You have probably seen holograms on stickers, in stores, and maybe even galleries, such as at the MIT Museum.  A hologram is a three dimensional image recorded on a piece of film.

When I was your age, I had my own holography studio.  With my lab partner Todd, I built a sandbox holography table underneath the staircase in the science building at Loomis Chaffee where we would expose the holograms.  We used a set of lenses, lasers, and film from Metrologic.  You can still buy the kit!   Then we used an abandoned dark room next door to develop the holograms.   Making a hologram is similar to the traditional method for making photographs.  You expose the film to light reflected from an object, and then you develop the film.

There are some subtle differences.  With a photograph, you are recording a projected image on the film.  The film is highly sensitive, but low resolution.  Holographic film is superhigh resolution and not as sensitive, because the silver-halide grains on the film are much smaller.   But what is recorded on the film is NOT an image of the object.  To produce a hologram, you need two beams of light to create an interference pattern.   One beam comes from light reflected from the object, and the other is a reference beam.  This interference pattern is recorded on the piece of film.  As the details of the interference pattern are extremely small the film needs to be high resolution.

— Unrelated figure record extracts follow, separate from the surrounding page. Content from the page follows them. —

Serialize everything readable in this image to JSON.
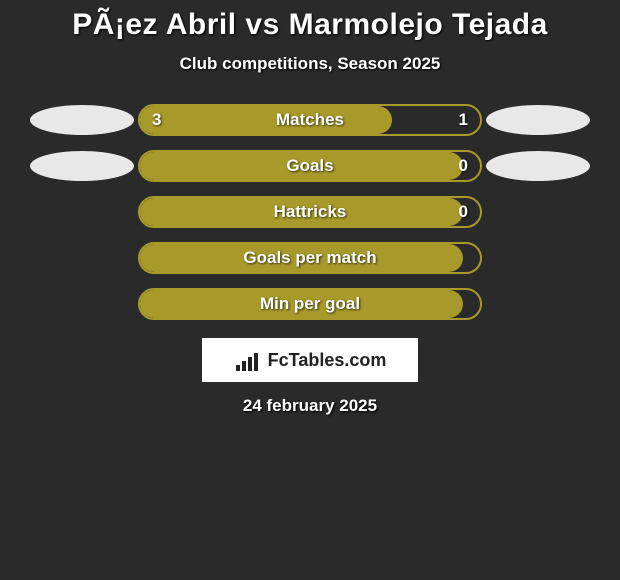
{
  "title": "PÃ¡ez Abril vs Marmolejo Tejada",
  "subtitle": "Club competitions, Season 2025",
  "date": "24 february 2025",
  "logo_text_a": "Fc",
  "logo_text_b": "Tables.com",
  "colors": {
    "bg": "#2a2a2a",
    "bar_fill": "#a89a2a",
    "bar_border": "#a89a2a",
    "jersey": "#e8e8e8",
    "text": "#ffffff"
  },
  "rows": [
    {
      "label": "Matches",
      "left_val": "3",
      "right_val": "1",
      "fill_pct": 74,
      "show_left_val": true,
      "show_right_val": true,
      "show_left_jersey": true,
      "show_right_jersey": true
    },
    {
      "label": "Goals",
      "left_val": "",
      "right_val": "0",
      "fill_pct": 95,
      "show_left_val": false,
      "show_right_val": true,
      "show_left_jersey": true,
      "show_right_jersey": true
    },
    {
      "label": "Hattricks",
      "left_val": "",
      "right_val": "0",
      "fill_pct": 95,
      "show_left_val": false,
      "show_right_val": true,
      "show_left_jersey": false,
      "show_right_jersey": false
    },
    {
      "label": "Goals per match",
      "left_val": "",
      "right_val": "",
      "fill_pct": 95,
      "show_left_val": false,
      "show_right_val": false,
      "show_left_jersey": false,
      "show_right_jersey": false
    },
    {
      "label": "Min per goal",
      "left_val": "",
      "right_val": "",
      "fill_pct": 95,
      "show_left_val": false,
      "show_right_val": false,
      "show_left_jersey": false,
      "show_right_jersey": false
    }
  ]
}
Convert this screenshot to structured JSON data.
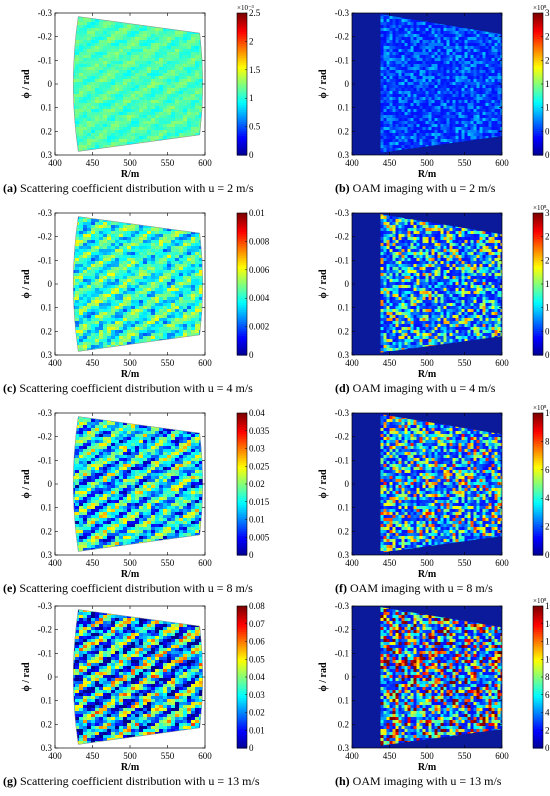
{
  "palette": {
    "jet": [
      "#00008f",
      "#0000ff",
      "#007fff",
      "#00ffff",
      "#7fff7f",
      "#ffff00",
      "#ff7f00",
      "#ff0000",
      "#7f0000"
    ],
    "oam_background": "#0a1a9a"
  },
  "chart_data": [
    {
      "id": "a",
      "type": "heatmap",
      "kind": "scattering",
      "caption_letter": "(a)",
      "caption_text": " Scattering coefficient distribution with u = 2 m/s",
      "xlabel": "R/m",
      "ylabel": "ϕ / rad",
      "xlim": [
        400,
        600
      ],
      "ylim": [
        -0.3,
        0.3
      ],
      "xticks": [
        "400",
        "450",
        "500",
        "550",
        "600"
      ],
      "yticks": [
        "-0.3",
        "-0.2",
        "-0.1",
        "0",
        "0.1",
        "0.2",
        "0.3"
      ],
      "colorbar_ticks": [
        "0",
        "0.5",
        "1",
        "1.5",
        "2",
        "2.5"
      ],
      "colorbar_max": 2.5,
      "colorbar_exponent": "×10⁻³",
      "wind_speed": "2 m/s"
    },
    {
      "id": "b",
      "type": "heatmap",
      "kind": "oam",
      "caption_letter": "(b)",
      "caption_text": " OAM imaging with u = 2 m/s",
      "xlabel": "R/m",
      "ylabel": "ϕ / rad",
      "xlim": [
        400,
        600
      ],
      "ylim": [
        -0.3,
        0.3
      ],
      "xticks": [
        "400",
        "450",
        "500",
        "550",
        "600"
      ],
      "yticks": [
        "-0.3",
        "-0.2",
        "-0.1",
        "0",
        "0.1",
        "0.2",
        "0.3"
      ],
      "colorbar_ticks": [
        "0",
        "0.5",
        "1",
        "1.5",
        "2",
        "2.5",
        "3"
      ],
      "colorbar_max": 3,
      "colorbar_exponent": "×10⁸",
      "wind_speed": "2 m/s"
    },
    {
      "id": "c",
      "type": "heatmap",
      "kind": "scattering",
      "caption_letter": "(c)",
      "caption_text": " Scattering coefficient distribution with u = 4 m/s",
      "xlabel": "R/m",
      "ylabel": "ϕ / rad",
      "xlim": [
        400,
        600
      ],
      "ylim": [
        -0.3,
        0.3
      ],
      "xticks": [
        "400",
        "450",
        "500",
        "550",
        "600"
      ],
      "yticks": [
        "-0.3",
        "-0.2",
        "-0.1",
        "0",
        "0.1",
        "0.2",
        "0.3"
      ],
      "colorbar_ticks": [
        "0",
        "0.002",
        "0.004",
        "0.006",
        "0.008",
        "0.01"
      ],
      "colorbar_max": 0.01,
      "colorbar_exponent": "",
      "wind_speed": "4 m/s"
    },
    {
      "id": "d",
      "type": "heatmap",
      "kind": "oam",
      "caption_letter": "(d)",
      "caption_text": " OAM imaging with u = 4 m/s",
      "xlabel": "R/m",
      "ylabel": "ϕ / rad",
      "xlim": [
        400,
        600
      ],
      "ylim": [
        -0.3,
        0.3
      ],
      "xticks": [
        "400",
        "450",
        "500",
        "550",
        "600"
      ],
      "yticks": [
        "-0.3",
        "-0.2",
        "-0.1",
        "0",
        "0.1",
        "0.2",
        "0.3"
      ],
      "colorbar_ticks": [
        "0",
        "0.5",
        "1",
        "1.5",
        "2",
        "2.5",
        "3"
      ],
      "colorbar_max": 3,
      "colorbar_exponent": "×10⁸",
      "wind_speed": "4 m/s"
    },
    {
      "id": "e",
      "type": "heatmap",
      "kind": "scattering",
      "caption_letter": "(e)",
      "caption_text": " Scattering coefficient distribution with u = 8 m/s",
      "xlabel": "R/m",
      "ylabel": "ϕ / rad",
      "xlim": [
        400,
        600
      ],
      "ylim": [
        -0.3,
        0.3
      ],
      "xticks": [
        "400",
        "450",
        "500",
        "550",
        "600"
      ],
      "yticks": [
        "-0.3",
        "-0.2",
        "-0.1",
        "0",
        "0.1",
        "0.2",
        "0.3"
      ],
      "colorbar_ticks": [
        "0",
        "0.005",
        "0.01",
        "0.015",
        "0.02",
        "0.025",
        "0.03",
        "0.035",
        "0.04"
      ],
      "colorbar_max": 0.04,
      "colorbar_exponent": "",
      "wind_speed": "8 m/s"
    },
    {
      "id": "f",
      "type": "heatmap",
      "kind": "oam",
      "caption_letter": "(f)",
      "caption_text": " OAM imaging with u = 8 m/s",
      "xlabel": "R/m",
      "ylabel": "ϕ / rad",
      "xlim": [
        400,
        600
      ],
      "ylim": [
        -0.3,
        0.3
      ],
      "xticks": [
        "400",
        "450",
        "500",
        "550",
        "600"
      ],
      "yticks": [
        "-0.3",
        "-0.2",
        "-0.1",
        "0",
        "0.1",
        "0.2",
        "0.3"
      ],
      "colorbar_ticks": [
        "0",
        "2",
        "4",
        "6",
        "8",
        "10"
      ],
      "colorbar_max": 10,
      "colorbar_exponent": "×10⁸",
      "wind_speed": "8 m/s"
    },
    {
      "id": "g",
      "type": "heatmap",
      "kind": "scattering",
      "caption_letter": "(g)",
      "caption_text": " Scattering coefficient distribution with u = 13 m/s",
      "xlabel": "R/m",
      "ylabel": "ϕ / rad",
      "xlim": [
        400,
        600
      ],
      "ylim": [
        -0.3,
        0.3
      ],
      "xticks": [
        "400",
        "450",
        "500",
        "550",
        "600"
      ],
      "yticks": [
        "-0.3",
        "-0.2",
        "-0.1",
        "0",
        "0.1",
        "0.2",
        "0.3"
      ],
      "colorbar_ticks": [
        "0",
        "0.01",
        "0.02",
        "0.03",
        "0.04",
        "0.05",
        "0.06",
        "0.07",
        "0.08"
      ],
      "colorbar_max": 0.08,
      "colorbar_exponent": "",
      "wind_speed": "13 m/s"
    },
    {
      "id": "h",
      "type": "heatmap",
      "kind": "oam",
      "caption_letter": "(h)",
      "caption_text": " OAM imaging with u = 13 m/s",
      "xlabel": "R/m",
      "ylabel": "ϕ / rad",
      "xlim": [
        400,
        600
      ],
      "ylim": [
        -0.3,
        0.3
      ],
      "xticks": [
        "400",
        "450",
        "500",
        "550",
        "600"
      ],
      "yticks": [
        "-0.3",
        "-0.2",
        "-0.1",
        "0",
        "0.1",
        "0.2",
        "0.3"
      ],
      "colorbar_ticks": [
        "0",
        "2",
        "4",
        "6",
        "8",
        "10",
        "12",
        "14",
        "16"
      ],
      "colorbar_max": 16,
      "colorbar_exponent": "×10⁸",
      "wind_speed": "13 m/s"
    }
  ]
}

And the light needed for the exposure has to be single wavelength, as that produced by a laser.  Exposing the film is difficult as the “camera” and the object need to be stationary the entire exposure time, which could last several seconds.  You are used to seeing blurry images in photography.  With a hologram, your interference pattern cannot move one fringe or nodal line.

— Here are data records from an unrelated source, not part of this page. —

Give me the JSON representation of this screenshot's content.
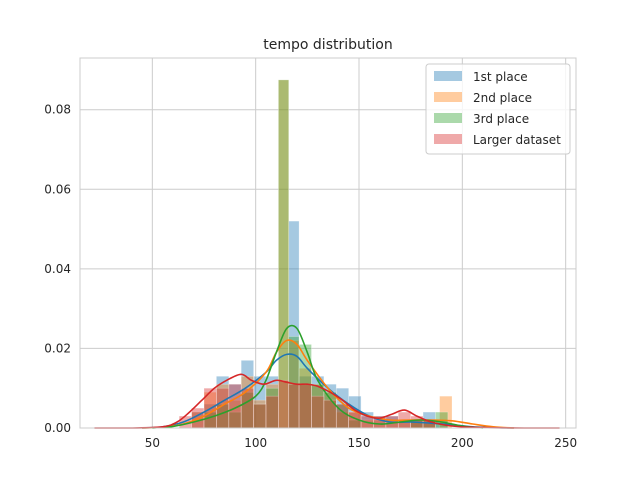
{
  "chart_data": {
    "type": "histogram_kde",
    "title": "tempo distribution",
    "xlabel": "",
    "ylabel": "",
    "xlim": [
      15,
      255
    ],
    "ylim": [
      0,
      0.093
    ],
    "xticks": [
      50,
      100,
      150,
      200,
      250
    ],
    "yticks": [
      0.0,
      0.02,
      0.04,
      0.06,
      0.08
    ],
    "ytick_labels": [
      "0.00",
      "0.02",
      "0.04",
      "0.06",
      "0.08"
    ],
    "grid": true,
    "legend_position": "top-right",
    "series": [
      {
        "name": "1st place",
        "color": "#1f77b4",
        "bins": [
          {
            "x0": 69,
            "x1": 75,
            "y": 0.004
          },
          {
            "x0": 75,
            "x1": 81,
            "y": 0.006
          },
          {
            "x0": 81,
            "x1": 87,
            "y": 0.013
          },
          {
            "x0": 87,
            "x1": 93,
            "y": 0.011
          },
          {
            "x0": 93,
            "x1": 99,
            "y": 0.017
          },
          {
            "x0": 99,
            "x1": 105,
            "y": 0.013
          },
          {
            "x0": 105,
            "x1": 111,
            "y": 0.013
          },
          {
            "x0": 111,
            "x1": 116,
            "y": 0.0
          },
          {
            "x0": 116,
            "x1": 121,
            "y": 0.052
          },
          {
            "x0": 121,
            "x1": 127,
            "y": 0.013
          },
          {
            "x0": 127,
            "x1": 133,
            "y": 0.013
          },
          {
            "x0": 133,
            "x1": 139,
            "y": 0.011
          },
          {
            "x0": 139,
            "x1": 145,
            "y": 0.01
          },
          {
            "x0": 145,
            "x1": 151,
            "y": 0.008
          },
          {
            "x0": 151,
            "x1": 157,
            "y": 0.004
          },
          {
            "x0": 157,
            "x1": 163,
            "y": 0.003
          },
          {
            "x0": 163,
            "x1": 169,
            "y": 0.003
          },
          {
            "x0": 169,
            "x1": 175,
            "y": 0.002
          },
          {
            "x0": 175,
            "x1": 181,
            "y": 0.002
          },
          {
            "x0": 181,
            "x1": 187,
            "y": 0.004
          },
          {
            "x0": 187,
            "x1": 193,
            "y": 0.002
          }
        ],
        "kde": {
          "x": [
            45,
            55,
            65,
            75,
            85,
            95,
            105,
            110,
            115,
            120,
            125,
            135,
            145,
            155,
            165,
            175,
            185,
            195,
            205,
            215,
            225
          ],
          "y": [
            0.0,
            0.0003,
            0.0015,
            0.004,
            0.007,
            0.01,
            0.014,
            0.017,
            0.0185,
            0.018,
            0.015,
            0.01,
            0.006,
            0.003,
            0.0015,
            0.0015,
            0.0012,
            0.0008,
            0.0003,
            0.0001,
            0.0
          ]
        }
      },
      {
        "name": "2nd place",
        "color": "#ff7f0e",
        "bins": [
          {
            "x0": 69,
            "x1": 75,
            "y": 0.004
          },
          {
            "x0": 75,
            "x1": 81,
            "y": 0.009
          },
          {
            "x0": 81,
            "x1": 87,
            "y": 0.011
          },
          {
            "x0": 87,
            "x1": 93,
            "y": 0.007
          },
          {
            "x0": 93,
            "x1": 99,
            "y": 0.013
          },
          {
            "x0": 99,
            "x1": 105,
            "y": 0.007
          },
          {
            "x0": 105,
            "x1": 111,
            "y": 0.011
          },
          {
            "x0": 111,
            "x1": 116,
            "y": 0.0875
          },
          {
            "x0": 116,
            "x1": 121,
            "y": 0.022
          },
          {
            "x0": 121,
            "x1": 127,
            "y": 0.015
          },
          {
            "x0": 127,
            "x1": 133,
            "y": 0.011
          },
          {
            "x0": 133,
            "x1": 139,
            "y": 0.009
          },
          {
            "x0": 139,
            "x1": 145,
            "y": 0.004
          },
          {
            "x0": 145,
            "x1": 151,
            "y": 0.004
          },
          {
            "x0": 151,
            "x1": 157,
            "y": 0.002
          },
          {
            "x0": 157,
            "x1": 163,
            "y": 0.002
          },
          {
            "x0": 163,
            "x1": 169,
            "y": 0.002
          },
          {
            "x0": 169,
            "x1": 175,
            "y": 0.002
          },
          {
            "x0": 175,
            "x1": 181,
            "y": 0.002
          },
          {
            "x0": 181,
            "x1": 187,
            "y": 0.002
          },
          {
            "x0": 189,
            "x1": 195,
            "y": 0.008
          }
        ],
        "kde": {
          "x": [
            45,
            55,
            65,
            75,
            85,
            95,
            105,
            110,
            115,
            120,
            125,
            135,
            145,
            155,
            165,
            175,
            185,
            195,
            205,
            215,
            225
          ],
          "y": [
            0.0,
            0.0002,
            0.001,
            0.003,
            0.006,
            0.009,
            0.014,
            0.019,
            0.022,
            0.021,
            0.017,
            0.01,
            0.005,
            0.003,
            0.002,
            0.002,
            0.002,
            0.0018,
            0.001,
            0.0003,
            0.0
          ]
        }
      },
      {
        "name": "3rd place",
        "color": "#2ca02c",
        "bins": [
          {
            "x0": 75,
            "x1": 81,
            "y": 0.004
          },
          {
            "x0": 81,
            "x1": 87,
            "y": 0.006
          },
          {
            "x0": 87,
            "x1": 93,
            "y": 0.004
          },
          {
            "x0": 93,
            "x1": 99,
            "y": 0.009
          },
          {
            "x0": 99,
            "x1": 105,
            "y": 0.006
          },
          {
            "x0": 105,
            "x1": 111,
            "y": 0.01
          },
          {
            "x0": 111,
            "x1": 116,
            "y": 0.0875
          },
          {
            "x0": 116,
            "x1": 121,
            "y": 0.023
          },
          {
            "x0": 121,
            "x1": 127,
            "y": 0.021
          },
          {
            "x0": 127,
            "x1": 133,
            "y": 0.011
          },
          {
            "x0": 133,
            "x1": 139,
            "y": 0.009
          },
          {
            "x0": 139,
            "x1": 145,
            "y": 0.006
          },
          {
            "x0": 145,
            "x1": 151,
            "y": 0.002
          },
          {
            "x0": 175,
            "x1": 181,
            "y": 0.002
          },
          {
            "x0": 181,
            "x1": 187,
            "y": 0.002
          },
          {
            "x0": 187,
            "x1": 193,
            "y": 0.004
          }
        ],
        "kde": {
          "x": [
            50,
            60,
            70,
            80,
            90,
            100,
            105,
            110,
            115,
            120,
            125,
            130,
            140,
            150,
            160,
            170,
            180,
            190,
            200,
            210
          ],
          "y": [
            0.0,
            0.0004,
            0.0015,
            0.003,
            0.005,
            0.008,
            0.012,
            0.019,
            0.025,
            0.025,
            0.019,
            0.012,
            0.005,
            0.002,
            0.001,
            0.0015,
            0.002,
            0.0015,
            0.0005,
            0.0
          ]
        }
      },
      {
        "name": "Larger dataset",
        "color": "#d62728",
        "bins": [
          {
            "x0": 63,
            "x1": 69,
            "y": 0.003
          },
          {
            "x0": 69,
            "x1": 75,
            "y": 0.005
          },
          {
            "x0": 75,
            "x1": 81,
            "y": 0.01
          },
          {
            "x0": 81,
            "x1": 87,
            "y": 0.01
          },
          {
            "x0": 87,
            "x1": 93,
            "y": 0.011
          },
          {
            "x0": 93,
            "x1": 99,
            "y": 0.01
          },
          {
            "x0": 99,
            "x1": 105,
            "y": 0.006
          },
          {
            "x0": 105,
            "x1": 111,
            "y": 0.008
          },
          {
            "x0": 111,
            "x1": 116,
            "y": 0.012
          },
          {
            "x0": 116,
            "x1": 121,
            "y": 0.011
          },
          {
            "x0": 121,
            "x1": 127,
            "y": 0.011
          },
          {
            "x0": 127,
            "x1": 133,
            "y": 0.008
          },
          {
            "x0": 133,
            "x1": 139,
            "y": 0.007
          },
          {
            "x0": 139,
            "x1": 145,
            "y": 0.006
          },
          {
            "x0": 145,
            "x1": 151,
            "y": 0.004
          },
          {
            "x0": 151,
            "x1": 157,
            "y": 0.003
          },
          {
            "x0": 157,
            "x1": 163,
            "y": 0.003
          },
          {
            "x0": 163,
            "x1": 169,
            "y": 0.003
          },
          {
            "x0": 169,
            "x1": 175,
            "y": 0.004
          },
          {
            "x0": 175,
            "x1": 181,
            "y": 0.003
          },
          {
            "x0": 181,
            "x1": 187,
            "y": 0.002
          }
        ],
        "kde": {
          "x": [
            22,
            40,
            55,
            62,
            68,
            74,
            80,
            86,
            93,
            98,
            104,
            110,
            115,
            120,
            125,
            130,
            136,
            142,
            148,
            154,
            160,
            166,
            172,
            178,
            185,
            195,
            210,
            230,
            247
          ],
          "y": [
            0.0,
            0.0,
            0.0003,
            0.0015,
            0.004,
            0.007,
            0.01,
            0.012,
            0.0135,
            0.012,
            0.011,
            0.012,
            0.0115,
            0.011,
            0.011,
            0.0105,
            0.009,
            0.007,
            0.0045,
            0.003,
            0.0025,
            0.0035,
            0.0045,
            0.003,
            0.0015,
            0.0005,
            0.0001,
            0.0,
            0.0
          ]
        }
      }
    ]
  }
}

After the film has been exposed to the pattern, it is developed, and you have made a very complex and special diffraction grating.  When you shine light through this special diffraction grating, the light bends, or spreads in such a way that it reproduces an image of the original object in three dimensions!  In the discussion of diffraction I mention that a diffraction pattern was related to the image of an object using the Fourier Transform.  So a hologram is a recording of this Fourier Transform of the image of an object with three dimensions of information.

You can learn more the same way I did at the beginning by reading through the Metrologic guide.  After high school I produced some advanced holograms in college and attended several training seminars and symposium.  When I taught in Philadelphia I used to make holograms with all of my students.